Vargas fundou a Carteira de Crédito Agrícola e Industrial do Banco do Brasil (CREAI), em 1937, que exerceu papel relevante no incentivo à agricultura, à pecuária e ao fomento industrial pela iniciativa privada.

As promessas democráticas do ideário da Revolução de 30 foram totalmente cumpridas, com o advento da Justiça Eleitoral, o direito da mulher votar e a introdução do voto secreto e universal.

Antes de 30, o trabalhador não gozava de direito algum, e seus pleitos eram tratados como casos de polícia. O Brasil é único exemplo em que o gozo de férias, jornada diária de 8 horas, salário mínimo, registro em Carteira do Trabalho e outras conquistas trabalhistas não resultaram de greves, passeatas e pressões de Sindicatos e, sim, vieram sendo gradativamente outorgadas pela vontade do Chefe da Nação, culminando com a decretação em 1º de maio de 1943 da Consolidação das Leis do Trabalho, com mais de 900 artigos, que permanece em vigor até hoje.

Getúlio eliminou as práticas de corrupção da República Velha, e iniciou o processo de racionalização do serviço público com a criação do DASP, que normatizou os concursos públicos para admissão de pessoal, o treinamento de servidores e a modernização da máquina administrativa.

Vargas tornou-se ditador em 10 de novembro de 1937 com o Estado Novo, nos pródromos da 2ª Guerra Mundial, quando conflitos de fora eclodiam em nosso território, com comunistas e integralistas se digladiando nas ruas. Ou Ele assumia sua responsabilidade histórica ou as Forças Armadas tomariam o poder.

Com interferência direta do Embaixador norte-americano Adolf Berle Junior, autor de discurso-bomba na sede da Associação Brasileira de Imprensa (ABI), Getúlio foi deposto pelos militares em 29 de outubro de 1945.

Entrou para história

Consagradora votação elegeu Getúlio Vargas Presidente da República, em 03 de outubro de 1950, pelo Partido Trabalhista Brasileiro. Em entrevista à imprensa antes de sua posse, ele profetizou que provavelmente não terminaria seu mandato, porque iria adotar medidas de impacto que iriam contrariar poderosos interesses nacionais e internacionais.

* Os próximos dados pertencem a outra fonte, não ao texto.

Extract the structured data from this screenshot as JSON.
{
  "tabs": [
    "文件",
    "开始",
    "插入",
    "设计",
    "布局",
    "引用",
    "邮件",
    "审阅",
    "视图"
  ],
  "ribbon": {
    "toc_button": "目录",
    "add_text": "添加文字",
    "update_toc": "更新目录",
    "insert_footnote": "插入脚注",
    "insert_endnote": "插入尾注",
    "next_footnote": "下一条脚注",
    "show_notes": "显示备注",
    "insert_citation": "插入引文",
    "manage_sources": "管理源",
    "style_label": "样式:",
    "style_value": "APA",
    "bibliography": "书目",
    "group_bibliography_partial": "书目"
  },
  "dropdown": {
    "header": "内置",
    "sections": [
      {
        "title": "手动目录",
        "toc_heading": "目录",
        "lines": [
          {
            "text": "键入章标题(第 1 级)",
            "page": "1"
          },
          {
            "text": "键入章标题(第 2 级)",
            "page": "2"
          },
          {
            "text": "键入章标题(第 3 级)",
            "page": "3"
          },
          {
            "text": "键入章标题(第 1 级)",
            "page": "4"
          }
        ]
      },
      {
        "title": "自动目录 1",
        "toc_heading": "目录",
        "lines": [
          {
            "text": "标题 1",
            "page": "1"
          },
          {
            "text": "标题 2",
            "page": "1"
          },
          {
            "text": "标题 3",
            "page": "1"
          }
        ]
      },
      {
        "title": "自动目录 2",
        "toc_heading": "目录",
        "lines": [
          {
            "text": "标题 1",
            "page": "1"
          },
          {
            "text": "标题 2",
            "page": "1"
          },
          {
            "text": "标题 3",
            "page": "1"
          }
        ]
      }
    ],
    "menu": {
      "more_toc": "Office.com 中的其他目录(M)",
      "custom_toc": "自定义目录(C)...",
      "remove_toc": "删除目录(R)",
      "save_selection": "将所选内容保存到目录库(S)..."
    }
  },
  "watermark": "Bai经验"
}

Ele criou, em 1952, o Banco Nacional de Desenvolvimento Econômico (BNDE) e o Banco do Nordeste, em 1953 criou a Petrobras e enviou ao Congresso Nacional a mensagem da Eletrobras (concretizada no governo João Goulart). Neste mesmo ano, taxou os lucros extraordinários do capital estrangeiro e implementou o câmbio múltiplo pela Instrução 70 da Superintendência da Moeda e do Crédito (Sumoc), vinculada ao Banco do Brasil, que estabeleceu cinco categorias de cotação da moeda através de leilões das divisas disponíveis, encarecendo a importação de artigos supérfluos e de luxo, ao mesmo tempo que fixava câmbio especial para produtos essenciais.

Baseado em documentos oficiais liberados nos EUA, decorridos 50 anos, o livro “SEJA FEITA A VOSSA VONTADE, A Conquista da Amazônia: Nelson Rockefeller e o Evangelismo na Idade do Petróleo” escrito pelos jornalistas norte-americanos Gerard Colby e Charlotte Dennett, Editora Record, 1998, tradução de Jamari França, atribuiu a “deposição de Vargas em 1945 e a crise política de agosto de 1954 à política nacionalista do petróleo e à defesa da Amazônia”.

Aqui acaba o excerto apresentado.